JH gives his alibi before stating what happened to his "fiance". I know she committed suicide, I believe she committed suicide, but the sequence of telling dispatch what happened is what we usually see as suspect.
I found that interesting, but the only alibi-stating is that he just got home and found her. And that would only be alibi-stating if it was a lie, which we have no reason to believe that it is a lie.
That he feels the need to build up to the pertinent part is interesting, but I think that might have to do with the nature of the injuries. What he has done in the last three weeks is not alibi-creation. It gives us a sense of alibi-creation, I think in part because we've been sitting in here asking where he's been sleeping since she got out of jail, and the first thing he does on the 911 call is answer that exact question. So I think we're flagging it for a biased reason. Alibi-creation in this call would be to tell us where he's been in the preceding few hours and what he was doing, but he hasn't done that. I don't know if he could have done that, because I haven't listened to enough 911 calls, but he hasn't done that, and we know it was suicide, so he didn't need to do that...and he hasn't.

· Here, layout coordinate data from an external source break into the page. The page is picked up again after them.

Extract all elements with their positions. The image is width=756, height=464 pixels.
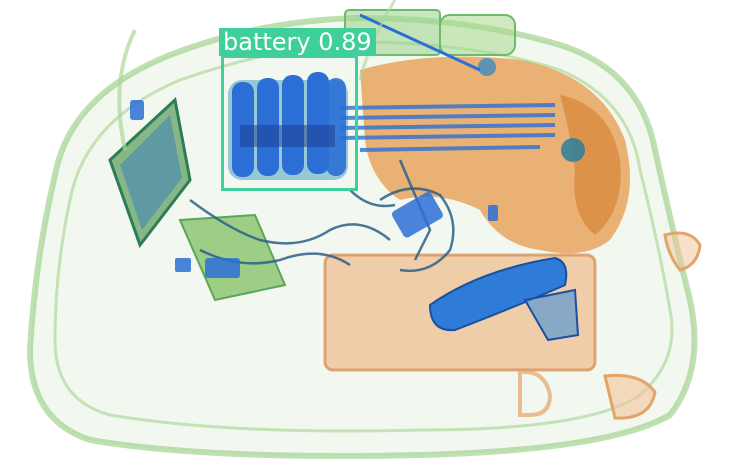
blue-tray (428, 256, 580, 342)
detection-score: 0.89 (318, 28, 372, 56)
metal-rods (339, 103, 556, 152)
detection-class: battery (223, 28, 311, 56)
battery-pack (228, 72, 348, 180)
electronic-parts (130, 100, 498, 278)
detection-label: battery 0.89 (219, 28, 376, 56)
detection-box (221, 55, 358, 191)
mixed-box (178, 213, 287, 302)
laptop-panel (108, 97, 192, 249)
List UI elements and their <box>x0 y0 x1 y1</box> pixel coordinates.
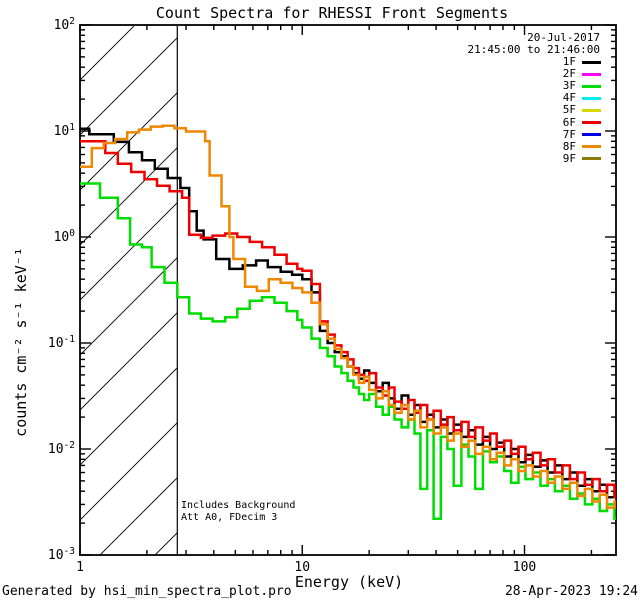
legend-label: 2F <box>562 67 576 81</box>
observation-time-range: 21:45:00 to 21:46:00 <box>467 43 600 56</box>
legend-label: 8F <box>562 139 576 153</box>
legend-item-1F: 1F <box>563 56 601 68</box>
page-title: Count Spectra for RHESSI Front Segments <box>155 4 509 22</box>
y-tick-label: 101 <box>54 122 76 139</box>
hatch-line <box>80 367 178 466</box>
x-axis-title: Energy (keV) <box>294 573 404 591</box>
legend-color-swatch <box>582 108 601 112</box>
legend-color-swatch <box>582 96 601 100</box>
observation-date: 20-Jul-2017 <box>527 31 600 44</box>
legend-label: 6F <box>562 115 576 129</box>
legend-label: 3F <box>562 79 576 93</box>
legend-item-8F: 8F <box>562 139 601 153</box>
y-tick-label: 10-1 <box>48 334 75 351</box>
y-tick-label: 100 <box>54 228 76 245</box>
legend-label: 7F <box>562 127 576 141</box>
y-tick-label: 10-3 <box>48 546 75 563</box>
hatch-line <box>80 25 136 81</box>
hatch-line <box>80 37 178 136</box>
y-axis-title: counts cm⁻² s⁻¹ keV⁻¹ <box>12 247 30 437</box>
y-tick-label: 10-2 <box>48 440 75 457</box>
hatch-line <box>80 147 178 246</box>
legend-color-swatch <box>582 60 601 64</box>
x-tick-label: 100 <box>513 560 536 575</box>
spectrum-curve-6F <box>80 140 616 503</box>
spectrum-curve-8F <box>80 124 616 525</box>
y-tick-label: 102 <box>54 16 75 33</box>
legend-item-4F: 4F <box>563 92 601 104</box>
legend-label: 1F <box>562 55 576 69</box>
annotation-attenuator-state: Att A0, FDecim 3 <box>181 512 278 523</box>
legend-color-swatch <box>582 121 601 125</box>
hatch-line <box>80 257 178 356</box>
hatch-line <box>80 202 178 301</box>
legend-item-2F: 2F <box>563 68 601 80</box>
legend-color-swatch <box>582 84 601 88</box>
legend-item-6F: 6F <box>563 116 601 128</box>
legend-label: 9F <box>562 151 576 165</box>
hatch-line <box>80 312 178 411</box>
legend-color-swatch <box>582 157 601 161</box>
legend-color-swatch <box>582 133 601 137</box>
legend-item-7F: 7F <box>562 127 601 141</box>
annotation-includes-background: Includes Background <box>181 500 296 511</box>
hatch-line <box>99 477 178 555</box>
legend-color-swatch <box>582 72 601 76</box>
legend-item-5F: 5F <box>563 104 601 116</box>
legend: 1F 2F 3F 4F 5F 6F 7F 8F 9F <box>563 56 601 165</box>
legend-label: 5F <box>562 103 576 117</box>
legend-label: 4F <box>562 91 576 105</box>
legend-color-swatch <box>582 145 601 149</box>
plot-frame <box>79 24 617 556</box>
x-tick-label: 10 <box>294 560 310 575</box>
legend-item-3F: 3F <box>563 80 601 92</box>
plot-timestamp: 28-Apr-2023 19:24 <box>504 584 638 599</box>
legend-item-9F: 9F <box>562 151 601 165</box>
generator-credit: Generated by hsi_min_spectra_plot.pro <box>2 584 292 599</box>
hatch-line <box>154 532 178 555</box>
hatch-line <box>80 422 178 521</box>
x-tick-label: 1 <box>76 560 84 575</box>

I think he's actually building up to the part that's very hard to say, and he's releasing the thoughts that are flowing fast through his head, possibly as a protection-mechanism to avoid saying the thing he needs to tell the dispatcher?

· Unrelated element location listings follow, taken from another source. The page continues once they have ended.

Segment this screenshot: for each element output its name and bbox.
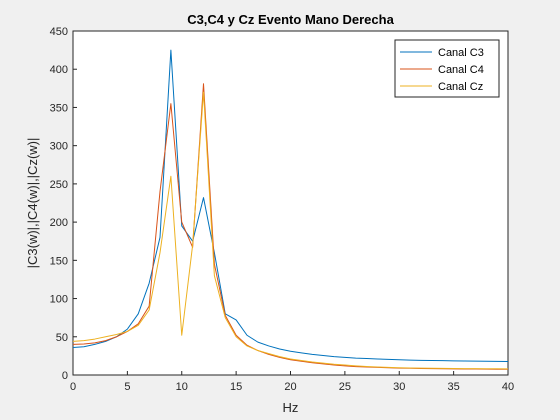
x-tick-label: 40 — [502, 381, 514, 393]
x-tick-label: 35 — [448, 381, 460, 393]
x-tick-label: 0 — [70, 381, 76, 393]
x-tick-label: 15 — [230, 381, 242, 393]
legend-entry-label: Canal C4 — [438, 64, 484, 76]
legend-entry-label: Canal C3 — [438, 47, 484, 59]
y-tick-label: 100 — [50, 294, 68, 306]
y-tick-label: 150 — [50, 255, 68, 267]
y-tick-label: 350 — [50, 102, 68, 114]
y-tick-label: 250 — [50, 179, 68, 191]
y-tick-label: 400 — [50, 64, 68, 76]
chart-title: C3,C4 y Cz Evento Mano Derecha — [187, 12, 394, 27]
x-tick-label: 25 — [339, 381, 351, 393]
y-axis-label: |C3(w)|,|C4(w)|,|Cz(w)| — [25, 138, 40, 269]
legend-entry-label: Canal Cz — [438, 81, 483, 93]
y-tick-label: 450 — [50, 26, 68, 38]
legend: Canal C3 Canal C4 Canal Cz — [395, 40, 499, 97]
x-tick-label: 5 — [124, 381, 130, 393]
y-tick-label: 0 — [62, 370, 68, 382]
y-tick-label: 300 — [50, 141, 68, 153]
x-tick-label: 30 — [393, 381, 405, 393]
y-tick-label: 50 — [56, 332, 68, 344]
y-tick-label: 200 — [50, 217, 68, 229]
x-tick-label: 10 — [176, 381, 188, 393]
x-tick-label: 20 — [284, 381, 296, 393]
x-axis-label: Hz — [283, 400, 299, 415]
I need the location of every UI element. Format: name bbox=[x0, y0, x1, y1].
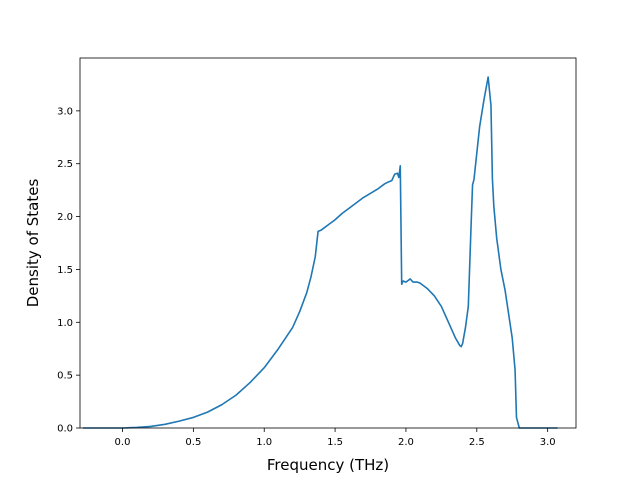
y-tick-label: 2.0 bbox=[57, 212, 73, 223]
x-axis: 0.0 0.5 1.0 1.5 2.0 2.5 3.0 bbox=[115, 428, 556, 448]
x-tick-label: 2.5 bbox=[469, 437, 485, 448]
x-tick-label: 1.0 bbox=[256, 437, 272, 448]
x-tick-label: 0.0 bbox=[115, 437, 131, 448]
y-tick-label: 3.0 bbox=[57, 106, 73, 117]
x-tick-label: 3.0 bbox=[540, 437, 556, 448]
x-tick-label: 2.0 bbox=[398, 437, 414, 448]
y-tick-label: 1.5 bbox=[57, 265, 73, 276]
plot-frame bbox=[79, 57, 577, 429]
y-axis-label: Density of States bbox=[24, 179, 42, 308]
x-axis-label: Frequency (THz) bbox=[267, 456, 389, 474]
y-tick-label: 0.5 bbox=[57, 371, 73, 382]
y-tick-label: 1.0 bbox=[57, 318, 73, 329]
x-tick-label: 0.5 bbox=[185, 437, 201, 448]
y-axis: 0.0 0.5 1.0 1.5 2.0 2.5 3.0 bbox=[57, 106, 80, 435]
y-tick-label: 0.0 bbox=[57, 424, 73, 435]
plot-content bbox=[82, 76, 558, 429]
y-tick-label: 2.5 bbox=[57, 159, 73, 170]
series-line-0 bbox=[82, 76, 558, 429]
x-tick-label: 1.5 bbox=[327, 437, 343, 448]
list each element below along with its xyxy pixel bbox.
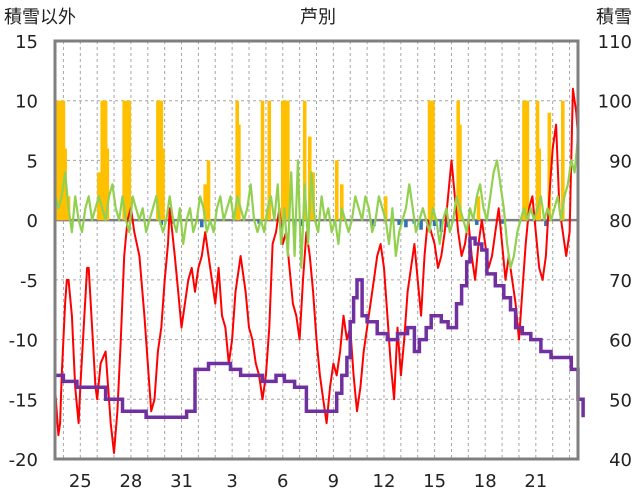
sunshine-bar-14 xyxy=(474,220,479,225)
precip-bar-30 xyxy=(302,100,307,221)
x-tick-label: 15 xyxy=(423,471,446,492)
plot-frame xyxy=(53,39,580,461)
sunshine-bar-5 xyxy=(299,220,304,227)
precip-bar-24 xyxy=(260,100,265,221)
sunshine-bar-15 xyxy=(500,220,504,224)
precip-bar-41 xyxy=(476,196,481,221)
temperature-line xyxy=(54,87,579,454)
precip-bar-47 xyxy=(547,112,552,221)
precip-bar-25 xyxy=(267,100,272,221)
left-tick-label: 0 xyxy=(27,211,38,232)
precip-bar-5 xyxy=(63,148,67,221)
sunshine-bar-11 xyxy=(432,220,437,227)
precip-bar-23 xyxy=(237,124,241,221)
precip-bar-46 xyxy=(537,148,541,221)
snow-depth-gap-0 xyxy=(131,43,141,457)
sunshine-bar-10 xyxy=(419,220,423,230)
snow-depth-line xyxy=(55,236,585,419)
x-tick-label: 18 xyxy=(474,471,497,492)
precip-bar-33 xyxy=(334,160,339,221)
precip-bar-29 xyxy=(286,100,290,221)
x-tick-label: 31 xyxy=(170,471,193,492)
right-tick-label: 60 xyxy=(609,331,632,352)
left-tick-label: 15 xyxy=(15,32,38,53)
x-tick-label: 3 xyxy=(226,471,237,492)
precip-bar-19 xyxy=(161,148,165,221)
grid xyxy=(55,41,578,459)
x-tick-label: 6 xyxy=(277,471,288,492)
precip-bar-21 xyxy=(206,160,211,221)
sunshine-bar-4 xyxy=(292,220,297,230)
x-tick-label: 9 xyxy=(328,471,339,492)
sunshine-line xyxy=(53,136,580,269)
right-tick-label: 80 xyxy=(609,211,632,232)
right-tick-label: 90 xyxy=(609,151,632,172)
right-tick-label: 100 xyxy=(598,92,632,113)
right-tick-label: 70 xyxy=(609,271,632,292)
right-tick-label: 40 xyxy=(609,450,632,471)
right-axis-label: 積雪 xyxy=(596,7,632,28)
precip-bar-44 xyxy=(525,100,530,221)
sunshine-bar-16 xyxy=(544,220,548,227)
sunshine-bar-3 xyxy=(257,220,261,224)
series-lines xyxy=(53,43,585,457)
left-tick-label: 10 xyxy=(15,92,38,113)
right-tick-label: 50 xyxy=(609,390,632,411)
left-tick-label: -5 xyxy=(20,271,38,292)
left-tick-label: -15 xyxy=(9,390,38,411)
sunshine-bar-8 xyxy=(404,220,408,228)
precip-bar-38 xyxy=(431,100,435,221)
x-tick-label: 25 xyxy=(69,471,92,492)
precip-bar-40 xyxy=(458,124,462,221)
precip-bar-20 xyxy=(203,184,207,221)
right-tick-label: 110 xyxy=(598,32,632,53)
chart-title: 芦別 xyxy=(300,7,336,28)
left-tick-label: 5 xyxy=(27,151,38,172)
left-tick-label: -20 xyxy=(9,450,38,471)
x-tick-label: 21 xyxy=(524,471,547,492)
precip-bar-35 xyxy=(383,196,388,221)
snow-depth-gap-2 xyxy=(437,43,441,457)
precip-bar-48 xyxy=(561,100,565,221)
sunshine-bar-7 xyxy=(397,220,401,225)
x-tick-label: 12 xyxy=(373,471,396,492)
precip-bar-31 xyxy=(307,136,312,221)
precip-bar-15 xyxy=(127,100,132,221)
sunshine-bar-2 xyxy=(199,220,204,228)
snow-depth-gap-1 xyxy=(265,43,268,457)
left-axis-label: 積雪以外 xyxy=(4,7,76,28)
precip-bar-11 xyxy=(105,148,110,221)
precip-bar-34 xyxy=(340,184,344,221)
x-tick-label: 28 xyxy=(119,471,142,492)
left-tick-label: -10 xyxy=(9,331,38,352)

If this call had been released before the autopsy report stating 'suicide' a lot of us would have been flagging items like this as potential 'guilt' indicators...we would have been wrong. In that sense I think this call is an important learning tool for us to dissect and understand why we would have given faulty flags on certain sections of that call.
Another thing, which I think is why that issue of meandering and building up to the main point is an important flag in many cases, is that EG is clearly not in a life/death situation. He knows she's beyond help so there's no need for "get an ambulance here immediately to try and save her life". I believe part of the reason the guilty can spare time to alibi-build before stating the immediate problem is that they also know the person isn't in immediate danger and it doesn't really matter how long it takes for LE to arrive. So JH's call can be interpreted as "he knows she's beyond help" and in the case of the guilty making a call to report someone missing, if they do this same build up it's considered indicative that they also know the person is beyond help. So for JH it's not a sign of guilt, but if that was a call to report a missing person then, yes, it should be flagged for that reason that the person making the call seems to be missing life/death concern for the person they're calling in about.